Jenis depresi kedua disebut "depresi persiapan". Ini adalah tahap di mana seseorang harus berurusan dengan kehilangan segalanya di masa depan dan semua orang yang mereka cintai. Kebanyakan orang akan menghabiskan waktu berduka ini dalam pikiran yang tenang saat mereka mempersiapkan diri untuk kehilangan yang sama sekali.

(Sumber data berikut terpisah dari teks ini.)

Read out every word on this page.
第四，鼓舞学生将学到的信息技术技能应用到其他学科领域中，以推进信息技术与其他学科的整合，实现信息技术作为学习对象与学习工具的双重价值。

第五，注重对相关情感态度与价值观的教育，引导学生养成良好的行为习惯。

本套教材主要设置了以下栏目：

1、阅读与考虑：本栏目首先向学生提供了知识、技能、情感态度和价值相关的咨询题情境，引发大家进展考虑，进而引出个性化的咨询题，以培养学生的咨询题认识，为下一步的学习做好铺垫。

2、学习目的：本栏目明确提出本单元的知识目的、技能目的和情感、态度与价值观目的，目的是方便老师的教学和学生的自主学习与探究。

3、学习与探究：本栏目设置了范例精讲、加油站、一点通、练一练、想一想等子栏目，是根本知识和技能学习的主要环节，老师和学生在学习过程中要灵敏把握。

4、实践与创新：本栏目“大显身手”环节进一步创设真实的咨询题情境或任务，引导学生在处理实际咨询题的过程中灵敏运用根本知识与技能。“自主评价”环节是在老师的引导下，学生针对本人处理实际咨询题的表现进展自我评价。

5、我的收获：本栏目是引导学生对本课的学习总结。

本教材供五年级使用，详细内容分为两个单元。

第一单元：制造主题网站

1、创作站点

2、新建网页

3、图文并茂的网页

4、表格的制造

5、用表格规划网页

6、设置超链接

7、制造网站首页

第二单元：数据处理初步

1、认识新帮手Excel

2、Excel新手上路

Depresi dianggap tahap yang tanpanya penerimaan tidak mungkin. Dengan demikian, seseorang bisa merasakan banyak kerugian yang berbeda selama acara yang sama. Menyingkirkan perasaan-perasaan itu mungkin membutuhkan waktu, di mana seseorang dapat pulih dan keluar dari depresi.

Penerimaan

Tahap penerimaan adalah tempat yang diinginkan kebanyakan orang ketika mereka meninggal. Ini adalah tahap resolusi damai bahwa kematian akan terjadi dan harapan diam akan kedatangannya. Jika seseorang cukup beruntung untuk mencapai tahap ini, kematian seringkali sangat damai.

Orang yang mencapai penerimaan biasanya memberi izin kepada diri sendiri untuk mengungkapkan kesedihan, penyesalan, kemarahan, dan depresi. Dengan melakukan itu, mereka dapat memproses emosi mereka dan menerima "realitas baru".

Mereka mungkin punya waktu untuk menebus kesalahan dan mengucapkan selamat tinggal kepada orang yang dicintai. Orang tersebut juga memiliki waktu untuk berduka atas kehilangan begitu banyak orang penting dan hal-hal yang sangat berarti bagi mereka.

Beberapa orang yang didiagnosis terlambat dalam penyakitnya dan tidak punya waktu untuk menjalani tahapan penting ini mungkin tidak pernah mengalami penerimaan yang sebenarnya. Orang lain yang tidak bisa pindah dari tahap lain - orang yang tetap marah pada dunia sampai kematiannya, misalnya - mungkin juga tidak pernah mengalami kedamaian penerimaan.

Bagi orang yang beruntung yang akhirnya diterima, tahap terakhir sebelum kematian sering kali dihabiskan dalam kontemplasi yang tenang saat mereka berbalik ke dalam untuk mempersiapkan keberangkatan terakhir mereka.